When I visited my doctor recently, he asked me about my symptoms in the usual way. While he was taking a blood sample we chatted about family, schools, shul, and so on, before reverting to medical matters.
He then showed me that his computer had accurately recorded our conversation but edited out all non-medical material completely. He explained it was an AI app designed for doctors. I found it extraordinary.
Susskind’s book is an invaluable, clear and rather terrifying account for lay readers of the history, development and possible future of AI. Susskind has a philosophical and legal background rather than a technical one but he has been involved with AI since 1980s, first working with the legal profession on ways it could speed up its processes and more recently in a much broader way.
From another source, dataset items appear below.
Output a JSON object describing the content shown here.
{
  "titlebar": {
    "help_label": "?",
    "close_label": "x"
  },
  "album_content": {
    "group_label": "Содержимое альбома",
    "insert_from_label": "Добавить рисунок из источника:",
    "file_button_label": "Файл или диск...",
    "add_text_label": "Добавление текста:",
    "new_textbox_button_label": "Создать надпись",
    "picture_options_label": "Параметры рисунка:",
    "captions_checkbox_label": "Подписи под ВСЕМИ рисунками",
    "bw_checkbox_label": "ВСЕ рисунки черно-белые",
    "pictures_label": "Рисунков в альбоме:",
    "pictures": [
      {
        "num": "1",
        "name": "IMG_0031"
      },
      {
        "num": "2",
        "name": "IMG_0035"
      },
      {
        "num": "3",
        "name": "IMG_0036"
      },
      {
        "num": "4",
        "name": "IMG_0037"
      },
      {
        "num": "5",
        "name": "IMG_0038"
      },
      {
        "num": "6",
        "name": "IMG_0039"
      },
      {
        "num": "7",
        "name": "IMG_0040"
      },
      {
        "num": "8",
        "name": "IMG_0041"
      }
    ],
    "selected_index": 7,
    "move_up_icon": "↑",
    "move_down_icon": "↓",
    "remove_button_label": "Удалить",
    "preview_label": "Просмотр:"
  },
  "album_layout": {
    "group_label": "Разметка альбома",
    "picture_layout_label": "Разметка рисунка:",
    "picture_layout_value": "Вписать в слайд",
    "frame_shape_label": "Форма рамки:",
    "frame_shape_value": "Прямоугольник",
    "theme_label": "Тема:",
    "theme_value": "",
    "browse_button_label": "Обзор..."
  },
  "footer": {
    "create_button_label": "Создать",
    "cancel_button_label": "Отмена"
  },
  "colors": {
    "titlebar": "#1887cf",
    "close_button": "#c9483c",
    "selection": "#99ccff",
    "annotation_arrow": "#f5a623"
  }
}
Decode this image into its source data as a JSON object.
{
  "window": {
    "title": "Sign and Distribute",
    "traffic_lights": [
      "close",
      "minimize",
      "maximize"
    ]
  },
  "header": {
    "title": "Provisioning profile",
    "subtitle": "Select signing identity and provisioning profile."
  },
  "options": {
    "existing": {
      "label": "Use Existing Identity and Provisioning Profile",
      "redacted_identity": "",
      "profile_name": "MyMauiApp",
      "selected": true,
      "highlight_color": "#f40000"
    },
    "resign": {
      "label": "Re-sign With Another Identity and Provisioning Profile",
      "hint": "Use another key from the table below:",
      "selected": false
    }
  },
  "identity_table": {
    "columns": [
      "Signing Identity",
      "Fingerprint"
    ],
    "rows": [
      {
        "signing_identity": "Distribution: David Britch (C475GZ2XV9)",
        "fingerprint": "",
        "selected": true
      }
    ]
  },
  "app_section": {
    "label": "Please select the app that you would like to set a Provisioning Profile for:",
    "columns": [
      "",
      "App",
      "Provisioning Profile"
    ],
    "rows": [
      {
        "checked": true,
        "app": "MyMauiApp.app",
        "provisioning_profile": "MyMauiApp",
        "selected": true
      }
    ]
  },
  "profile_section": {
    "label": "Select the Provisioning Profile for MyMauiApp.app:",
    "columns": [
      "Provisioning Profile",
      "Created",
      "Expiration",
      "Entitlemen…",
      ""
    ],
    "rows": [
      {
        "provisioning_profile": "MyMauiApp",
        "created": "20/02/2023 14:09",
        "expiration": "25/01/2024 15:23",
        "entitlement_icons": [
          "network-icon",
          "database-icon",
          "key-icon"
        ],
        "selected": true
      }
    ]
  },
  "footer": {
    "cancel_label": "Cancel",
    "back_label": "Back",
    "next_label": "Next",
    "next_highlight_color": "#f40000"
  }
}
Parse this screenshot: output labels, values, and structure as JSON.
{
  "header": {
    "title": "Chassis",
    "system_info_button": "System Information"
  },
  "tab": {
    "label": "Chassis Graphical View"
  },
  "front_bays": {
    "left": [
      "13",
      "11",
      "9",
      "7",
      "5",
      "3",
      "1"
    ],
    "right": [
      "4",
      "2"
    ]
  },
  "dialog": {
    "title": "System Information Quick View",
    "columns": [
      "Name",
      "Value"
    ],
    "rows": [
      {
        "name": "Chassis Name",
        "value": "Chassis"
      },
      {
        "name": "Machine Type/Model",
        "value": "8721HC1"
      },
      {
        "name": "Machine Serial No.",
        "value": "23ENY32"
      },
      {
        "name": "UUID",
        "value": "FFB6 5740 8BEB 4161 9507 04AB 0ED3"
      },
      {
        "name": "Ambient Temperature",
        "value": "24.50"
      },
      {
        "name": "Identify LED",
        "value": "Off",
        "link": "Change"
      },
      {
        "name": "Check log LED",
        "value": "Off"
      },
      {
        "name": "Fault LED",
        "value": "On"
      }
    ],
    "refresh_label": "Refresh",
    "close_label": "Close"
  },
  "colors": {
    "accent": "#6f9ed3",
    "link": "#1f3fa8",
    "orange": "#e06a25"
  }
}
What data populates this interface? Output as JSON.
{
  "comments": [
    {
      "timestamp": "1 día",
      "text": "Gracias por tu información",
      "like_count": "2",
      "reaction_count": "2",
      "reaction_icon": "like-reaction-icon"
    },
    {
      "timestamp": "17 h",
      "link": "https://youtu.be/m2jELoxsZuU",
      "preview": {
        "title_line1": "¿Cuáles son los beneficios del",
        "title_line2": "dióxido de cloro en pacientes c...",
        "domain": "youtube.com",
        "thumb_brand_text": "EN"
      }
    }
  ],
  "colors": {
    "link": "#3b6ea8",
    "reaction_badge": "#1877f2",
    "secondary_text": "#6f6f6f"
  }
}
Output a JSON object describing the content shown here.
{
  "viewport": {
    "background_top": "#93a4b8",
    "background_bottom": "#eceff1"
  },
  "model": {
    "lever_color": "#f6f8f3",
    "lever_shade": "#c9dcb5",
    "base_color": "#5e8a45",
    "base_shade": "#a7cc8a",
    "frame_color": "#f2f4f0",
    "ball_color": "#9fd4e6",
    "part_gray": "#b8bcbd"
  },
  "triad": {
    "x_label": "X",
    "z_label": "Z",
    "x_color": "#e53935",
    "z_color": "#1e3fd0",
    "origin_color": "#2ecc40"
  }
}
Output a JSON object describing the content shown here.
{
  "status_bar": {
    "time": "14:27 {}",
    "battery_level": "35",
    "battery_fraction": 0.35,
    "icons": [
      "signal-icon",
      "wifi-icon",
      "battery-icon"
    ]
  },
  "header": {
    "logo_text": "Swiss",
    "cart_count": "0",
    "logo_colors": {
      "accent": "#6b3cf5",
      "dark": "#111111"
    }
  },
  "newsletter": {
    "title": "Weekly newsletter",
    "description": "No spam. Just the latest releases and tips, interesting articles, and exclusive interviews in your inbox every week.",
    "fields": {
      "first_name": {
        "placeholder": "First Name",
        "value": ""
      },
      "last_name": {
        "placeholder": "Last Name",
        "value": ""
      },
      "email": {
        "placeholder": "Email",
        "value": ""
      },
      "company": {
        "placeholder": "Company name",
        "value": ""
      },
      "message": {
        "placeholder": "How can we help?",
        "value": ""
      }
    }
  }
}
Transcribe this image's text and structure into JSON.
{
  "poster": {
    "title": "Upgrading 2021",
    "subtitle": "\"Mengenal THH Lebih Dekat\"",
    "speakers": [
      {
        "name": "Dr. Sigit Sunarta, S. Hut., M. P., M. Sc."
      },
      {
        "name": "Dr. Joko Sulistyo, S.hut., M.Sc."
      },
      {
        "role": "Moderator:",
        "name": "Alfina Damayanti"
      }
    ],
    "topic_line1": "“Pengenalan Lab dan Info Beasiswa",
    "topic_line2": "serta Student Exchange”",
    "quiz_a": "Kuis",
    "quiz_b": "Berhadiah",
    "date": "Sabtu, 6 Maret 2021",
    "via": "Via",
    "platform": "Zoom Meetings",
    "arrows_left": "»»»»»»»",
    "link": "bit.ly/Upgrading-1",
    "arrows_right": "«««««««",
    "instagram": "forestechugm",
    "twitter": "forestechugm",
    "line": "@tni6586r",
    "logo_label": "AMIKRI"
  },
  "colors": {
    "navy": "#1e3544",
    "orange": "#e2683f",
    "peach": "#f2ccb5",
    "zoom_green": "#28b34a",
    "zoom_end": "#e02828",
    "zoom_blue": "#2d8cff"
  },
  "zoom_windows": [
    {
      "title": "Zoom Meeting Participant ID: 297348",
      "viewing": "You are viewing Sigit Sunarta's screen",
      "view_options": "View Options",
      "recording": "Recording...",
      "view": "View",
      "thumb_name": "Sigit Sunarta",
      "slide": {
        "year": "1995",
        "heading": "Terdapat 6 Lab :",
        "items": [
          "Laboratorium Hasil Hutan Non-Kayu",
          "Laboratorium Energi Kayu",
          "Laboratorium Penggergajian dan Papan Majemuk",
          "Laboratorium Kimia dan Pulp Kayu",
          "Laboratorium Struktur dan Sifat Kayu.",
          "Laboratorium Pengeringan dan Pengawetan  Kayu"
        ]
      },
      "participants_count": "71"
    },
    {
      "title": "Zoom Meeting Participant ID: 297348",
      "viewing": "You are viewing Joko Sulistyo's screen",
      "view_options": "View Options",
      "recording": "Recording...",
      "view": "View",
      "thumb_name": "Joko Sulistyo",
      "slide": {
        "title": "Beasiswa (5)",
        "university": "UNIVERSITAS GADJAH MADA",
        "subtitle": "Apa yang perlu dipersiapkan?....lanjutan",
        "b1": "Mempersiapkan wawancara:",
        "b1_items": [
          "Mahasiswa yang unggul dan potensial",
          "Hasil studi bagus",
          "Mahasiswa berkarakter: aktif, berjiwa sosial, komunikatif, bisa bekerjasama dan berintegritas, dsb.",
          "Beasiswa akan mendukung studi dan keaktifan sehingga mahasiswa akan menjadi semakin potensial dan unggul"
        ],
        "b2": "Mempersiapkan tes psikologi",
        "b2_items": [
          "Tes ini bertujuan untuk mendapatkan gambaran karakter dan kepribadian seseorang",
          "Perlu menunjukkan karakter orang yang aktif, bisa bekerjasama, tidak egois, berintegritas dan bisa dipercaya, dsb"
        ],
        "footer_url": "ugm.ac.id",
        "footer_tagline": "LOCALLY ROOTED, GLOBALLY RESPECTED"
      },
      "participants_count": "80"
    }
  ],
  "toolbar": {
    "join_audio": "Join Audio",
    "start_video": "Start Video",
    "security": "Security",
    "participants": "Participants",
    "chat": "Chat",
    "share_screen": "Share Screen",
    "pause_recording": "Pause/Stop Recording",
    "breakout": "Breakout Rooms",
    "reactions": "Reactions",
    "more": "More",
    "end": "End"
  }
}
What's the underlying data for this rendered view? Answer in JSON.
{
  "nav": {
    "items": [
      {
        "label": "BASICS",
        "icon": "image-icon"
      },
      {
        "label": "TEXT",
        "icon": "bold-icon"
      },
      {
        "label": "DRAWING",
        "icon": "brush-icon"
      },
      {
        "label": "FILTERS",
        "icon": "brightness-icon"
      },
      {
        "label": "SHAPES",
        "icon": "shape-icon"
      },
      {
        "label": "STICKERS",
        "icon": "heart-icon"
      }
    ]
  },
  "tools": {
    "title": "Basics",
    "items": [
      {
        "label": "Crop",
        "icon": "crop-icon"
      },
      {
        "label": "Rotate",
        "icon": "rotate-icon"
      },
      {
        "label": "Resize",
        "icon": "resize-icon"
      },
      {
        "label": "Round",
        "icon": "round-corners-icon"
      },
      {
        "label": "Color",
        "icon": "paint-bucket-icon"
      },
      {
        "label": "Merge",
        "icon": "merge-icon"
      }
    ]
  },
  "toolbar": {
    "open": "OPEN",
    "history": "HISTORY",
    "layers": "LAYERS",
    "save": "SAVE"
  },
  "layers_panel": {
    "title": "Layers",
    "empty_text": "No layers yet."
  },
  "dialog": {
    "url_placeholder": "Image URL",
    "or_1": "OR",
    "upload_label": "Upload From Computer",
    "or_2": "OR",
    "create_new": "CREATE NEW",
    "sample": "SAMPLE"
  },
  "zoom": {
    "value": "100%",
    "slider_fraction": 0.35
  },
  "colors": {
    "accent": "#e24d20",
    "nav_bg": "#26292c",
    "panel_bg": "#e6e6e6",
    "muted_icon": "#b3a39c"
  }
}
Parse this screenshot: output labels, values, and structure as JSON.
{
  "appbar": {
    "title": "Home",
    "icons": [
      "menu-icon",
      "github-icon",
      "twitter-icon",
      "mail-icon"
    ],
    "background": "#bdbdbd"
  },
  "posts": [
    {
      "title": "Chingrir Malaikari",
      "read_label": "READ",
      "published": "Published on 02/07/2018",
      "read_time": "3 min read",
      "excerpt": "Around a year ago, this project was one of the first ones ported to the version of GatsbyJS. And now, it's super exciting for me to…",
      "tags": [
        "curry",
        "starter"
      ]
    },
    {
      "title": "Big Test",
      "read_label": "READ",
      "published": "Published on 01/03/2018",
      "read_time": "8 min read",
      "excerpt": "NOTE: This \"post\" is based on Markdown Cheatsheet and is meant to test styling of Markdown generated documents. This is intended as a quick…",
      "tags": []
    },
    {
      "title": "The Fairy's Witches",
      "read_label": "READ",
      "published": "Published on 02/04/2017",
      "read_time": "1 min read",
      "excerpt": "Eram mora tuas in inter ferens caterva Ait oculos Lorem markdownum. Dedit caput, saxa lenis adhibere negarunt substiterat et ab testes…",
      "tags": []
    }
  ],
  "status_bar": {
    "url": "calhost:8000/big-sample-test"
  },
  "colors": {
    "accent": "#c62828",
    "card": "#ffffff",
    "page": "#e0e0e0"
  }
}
In 2001, he helped to set up the Oxford Internet Institute (with considerable funding from the Kindertransport refugee and IT pioneer Dame Stephanie Shirley) and sees this as a model for how the best and brightest minds on the planet should work together to try to ensure that AI does not escape from our grasp.
The big problem is that it may already be too late. For Susskind says that even experts don’t know how AI works now and he professes himself increasingly concerned about the future.
There is nothing new about this: back in 1950 Alan Turing posed the question, “Can machines think?” Many experts think that we are well beyond that by now and “we’re fooling ourselves if we imagine we are still in the driving seat”, as Susskind puts it.
He himself thinks we have a decade to decide what we want and keep AI under control. Let’s hope he’s not being over-optimistic.
If that is the case and this turns out to be my last book review for the JC before AI takes over, it’s been a pleasure writing for you.